Rogers Pope Jr., president and chief operating officer of the 50-year-old Longview-based East Texas banking institution, credits the bank's continued growth to several factors.
The strong local economy, sticking to solid banking principles and a small army of staffers who take their jobs seriously and put customers first, have all made a difference, Pope said.
While banking has changed drastically in recent years with computerized online banking, automated teller machines, drive-through services and telephone banking services, Pope said the big difference from one bank to another is still its people.
"It all comes back to people," he said. "We may not have the biggest marketing budget but the one place we can be different is in the way our people provide customer service."
Pope said the 357 employees of Texas Bank and Trust form the foundation for its success.
"We have top notch personnel who are the cornerstone of what we do," he said. "We want to be the preferred place for our customers to bank and for our employees to work."
Texas Bank and Trust has maintained at least 30 percent of the Longview banking market share in each of the last three years, according to market share reports provided by the Federal Deposit Insurance Corp. It has also led the way in Gregg County and a four-county area surrounding Longview.
According to the latest FDIC market share report released in October for the period ending June 30, Texas Bank and Trust not only has been the largest bank in Gregg, Harrison, Rusk and Upshur counties based on deposits in the five-year period between 2004 and 2008 \— it has also increased its share of the market.
"It all ultimately comes back to relationships," Pope said. "The industry is changing and will continue to do so. Technology is forcing change with the number of customers who do banking online and on their cell phones growing."
With ATMs, drive through lanes and other advances, maintaining market share is becoming more of a challenge.
"Technology is forcing changes," Pope said. "The challenges are to continue providing personal service while also providing those technical changes."
At the end of June 2004, Texas Bank and Trust had deposits in the four counties of $457.453 million. By June that figure had grown to $735.084 million.
In June 2004, the bank had 14.03 percent of the banking deposit market share. By this June, that percentage share had risen to 17 percent, FDIC reported.
"We are as strong as we have ever been," Pope said. While the rest of the nation goes through banking turmoil, Pope said much of Texas learned lessons from the bust of the 1980s when some state banks went under and hundreds of real estate transactions in Texas went belly up.
The next closest competition in deposit market share in the four-county area is Henderson-based Citizens National Bank with 12.24 percent of the market and $528.9 million in local deposits.
After Citizens come Chase Bank, with 8 percent of the four county deposit share; Austin Bank, with 6.7 percent; Regions Bank, with 6.59 percent; and Capital One, with 6.4 percent market share, according to the FDIC.
Looking to the future, Pope expects the bank's leadership and staff to continue using the same business basics. Those should bode well for Texas Bank and Trust in keeping and perhaps even growing, its dominant position in the Longview and East Texas markets.

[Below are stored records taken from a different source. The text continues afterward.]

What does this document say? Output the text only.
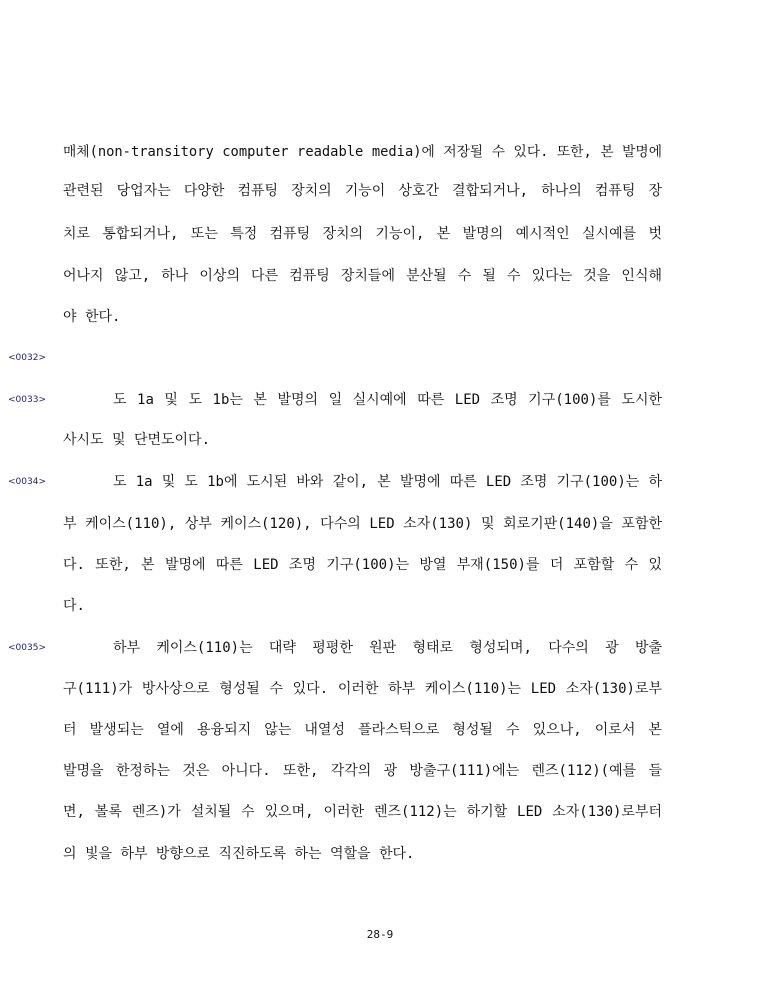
매체(non-transitory computer readable media)에 저장될 수 있다. 또한, 본 발명에
관련된 당업자는 다양한 컴퓨팅 장치의 기능이 상호간 결합되거나, 하나의 컴퓨팅 장
치로 통합되거나, 또는 특정 컴퓨팅 장치의 기능이, 본 발명의 예시적인 실시예를 벗
어나지 않고, 하나 이상의 다른 컴퓨팅 장치들에 분산될 수 될 수 있다는 것을 인식해
야 한다.
<0032>
<0033>	도 1a 및 도 1b는 본 발명의 일 실시예에 따른 LED 조명 기구(100)를 도시한
사시도 및 단면도이다.
<0034>	도 1a 및 도 1b에 도시된 바와 같이, 본 발명에 따른 LED 조명 기구(100)는 하
부 케이스(110), 상부 케이스(120), 다수의 LED 소자(130) 및 회로기판(140)을 포함한
다. 또한, 본 발명에 따른 LED 조명 기구(100)는 방열 부재(150)를 더 포함할 수 있
다.
<0035>	하부 케이스(110)는 대략 평평한 원판 형태로 형성되며, 다수의 광 방출
구(111)가 방사상으로 형성될 수 있다. 이러한 하부 케이스(110)는 LED 소자(130)로부
터 발생되는 열에 용융되지 않는 내열성 플라스틱으로 형성될 수 있으나, 이로서 본
발명을 한정하는 것은 아니다. 또한, 각각의 광 방출구(111)에는 렌즈(112)(예를 들
면, 볼록 렌즈)가 설치될 수 있으며, 이러한 렌즈(112)는 하기할 LED 소자(130)로부터
의 빛을 하부 방향으로 직진하도록 하는 역할을 한다.
28-9
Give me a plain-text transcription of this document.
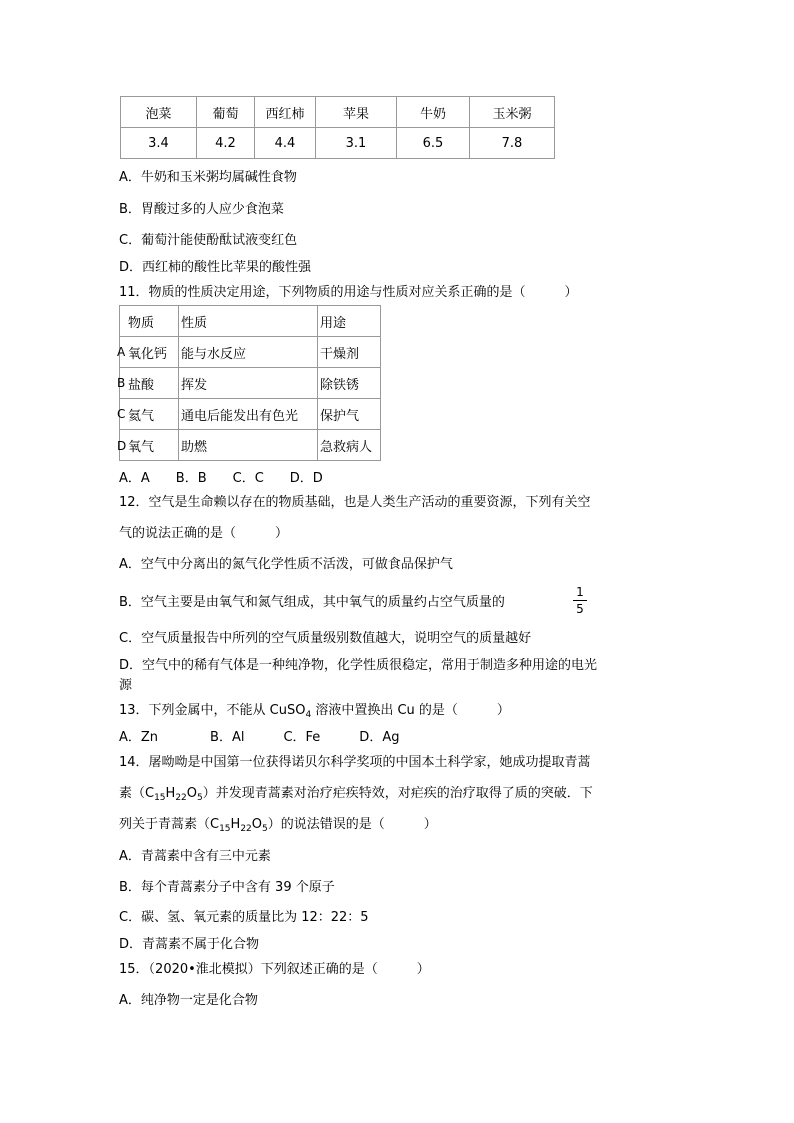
泡菜	葡萄	西红柿	苹果	牛奶	玉米粥
3.4	4.2	4.4	3.1	6.5	7.8
A．牛奶和玉米粥均属碱性食物
B．胃酸过多的人应少食泡菜
C．葡萄汁能使酚酞试液变红色
D．西红柿的酸性比苹果的酸性强
11．物质的性质决定用途，下列物质的用途与性质对应关系正确的是（　　　）
物质	性质	用途
氧化钙	能与水反应	干燥剂
盐酸	挥发	除铁锈
氦气	通电后能发出有色光	保护气
氧气	助燃	急救病人
A
B
C
D
A．A　　B．B　　C．C　　D．D
12．空气是生命赖以存在的物质基础，也是人类生产活动的重要资源，下列有关空
气的说法正确的是（　　　）
A．空气中分离出的氮气化学性质不活泼，可做食品保护气
B．空气主要是由氧气和氮气组成，其中氧气的质量约占空气质量的
1
5
C．空气质量报告中所列的空气质量级别数值越大，说明空气的质量越好
D．空气中的稀有气体是一种纯净物，化学性质很稳定，常用于制造多种用途的电光
源
13．下列金属中，不能从 CuSO$_4$ 溶液中置换出 Cu 的是（　　　）
A．Zn　　　　B．Al　　　C．Fe　　　D．Ag
14．屠呦呦是中国第一位获得诺贝尔科学奖项的中国本土科学家，她成功提取青蒿
素$(C_{15}H_{22}O_5)$并发现青蒿素对治疗疟疾特效，对疟疾的治疗取得了质的突破．下
列关于青蒿素$(C_{15}H_{22}O_5)$的说法错误的是（　　　）
A．青蒿素中含有三中元素
B．每个青蒿素分子中含有 39 个原子
C．碳、氢、氧元素的质量比为 12：22：5
D．青蒿素不属于化合物
15．（2020•淮北模拟）下列叙述正确的是（　　　）
A．纯净物一定是化合物
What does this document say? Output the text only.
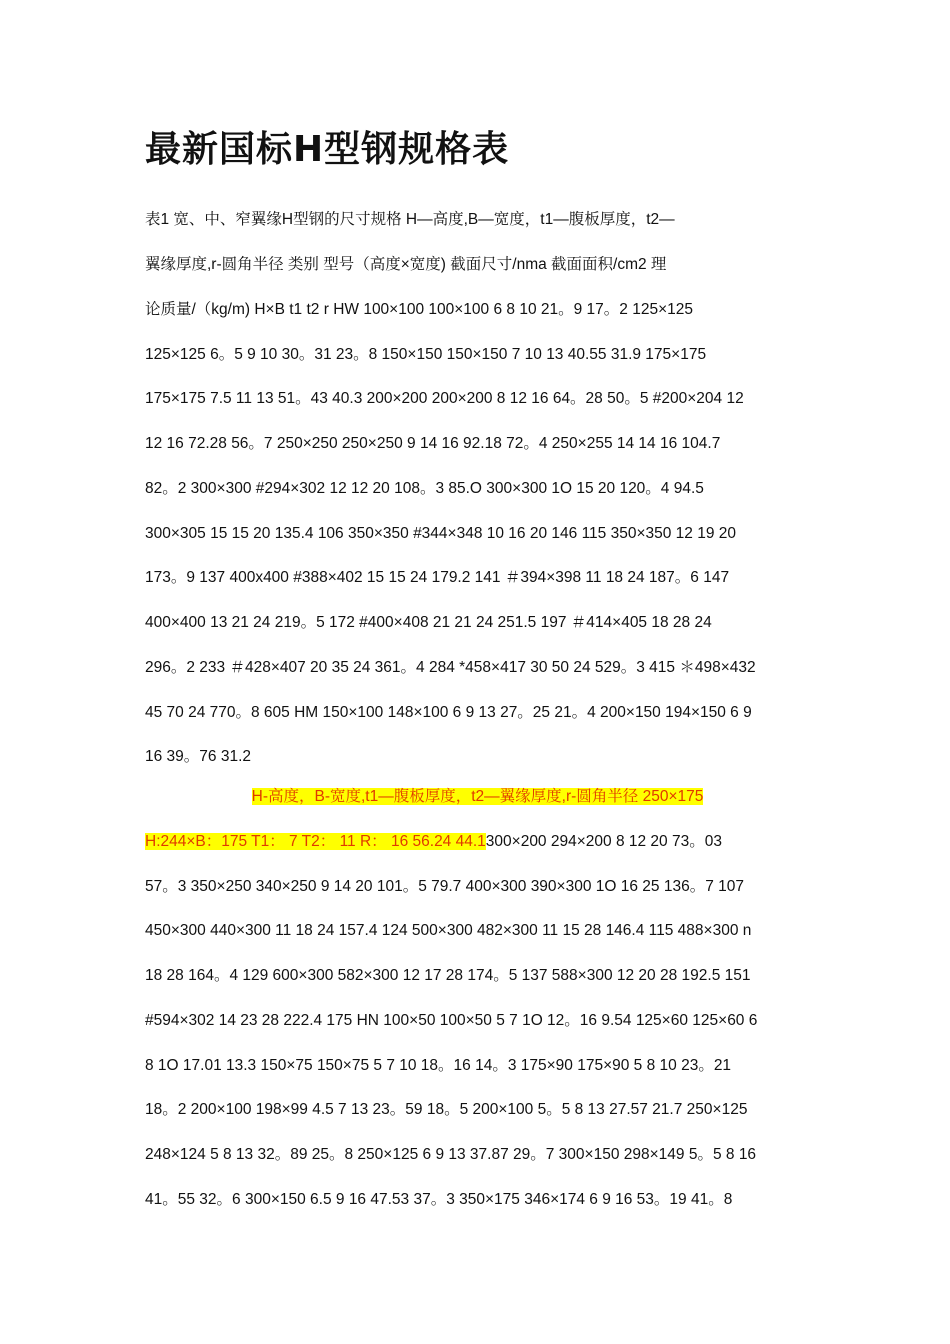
最新国标H型钢规格表
表1 宽、中、窄翼缘H型钢的尺寸规格 H—高度,B—宽度，t1—腹板厚度，t2—
翼缘厚度,r-圆角半径 类别 型号（高度×宽度) 截面尺寸/nma 截面面积/cm2 理
论质量/（kg/m) H×B t1 t2 r HW 100×100 100×100 6 8 10 21。9 17。2 125×125
125×125 6。5 9 10 30。31 23。8 150×150 150×150 7 10 13 40.55 31.9 175×175
175×175 7.5 11 13 51。43 40.3 200×200 200×200 8 12 16 64。28 50。5 #200×204 12
12 16 72.28 56。7 250×250 250×250 9 14 16 92.18 72。4 250×255 14 14 16 104.7
82。2 300×300 #294×302 12 12 20 108。3 85.O 300×300 1O 15 20 120。4 94.5
300×305 15 15 20 135.4 106 350×350 #344×348 10 16 20 146 115 350×350 12 19 20
173。9 137 400x400 #388×402 15 15 24 179.2 141 ＃394×398 11 18 24 187。6 147
400×400 13 21 24 219。5 172 #400×408 21 21 24 251.5 197 ＃414×405 18 28 24
296。2 233 ＃428×407 20 35 24 361。4 284 *458×417 30 50 24 529。3 415 ＊498×432
45 70 24 770。8 605 HM 150×100 148×100 6 9 13 27。25 21。4 200×150 194×150 6 9
16 39。76 31.2
H-高度，B-宽度,t1—腹板厚度，t2—翼缘厚度,r-圆角半径 250×175
H:244×B：175 T1： 7 T2： 11 R： 16 56.24 44.1300×200 294×200 8 12 20 73。03
57。3 350×250 340×250 9 14 20 101。5 79.7 400×300 390×300 1O 16 25 136。7 107
450×300 440×300 11 18 24 157.4 124 500×300 482×300 11 15 28 146.4 115 488×300 n
18 28 164。4 129 600×300 582×300 12 17 28 174。5 137 588×300 12 20 28 192.5 151
#594×302 14 23 28 222.4 175 HN 100×50 100×50 5 7 1O 12。16 9.54 125×60 125×60 6
8 1O 17.01 13.3 150×75 150×75 5 7 10 18。16 14。3 175×90 175×90 5 8 10 23。21
18。2 200×100 198×99 4.5 7 13 23。59 18。5 200×100 5。5 8 13 27.57 21.7 250×125
248×124 5 8 13 32。89 25。8 250×125 6 9 13 37.87 29。7 300×150 298×149 5。5 8 16
41。55 32。6 300×150 6.5 9 16 47.53 37。3 350×175 346×174 6 9 16 53。19 41。8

Pope said the bank plans to expand its downtown Longview campus on property purchased earlier at the southeast corner of Whaley and First streets, where the former Sinclair-Lewis Building was located. The building was razed earlier in 2008.
"We're also always looking at other opportunities but have no definite plans at this time," he said. Among the potential growth locations could be a branch in Longview's northeast where new retail has located in the past few years.
"We expect Longview to continue to grow and do well economically," Pope said. "It's well positioned for future growth."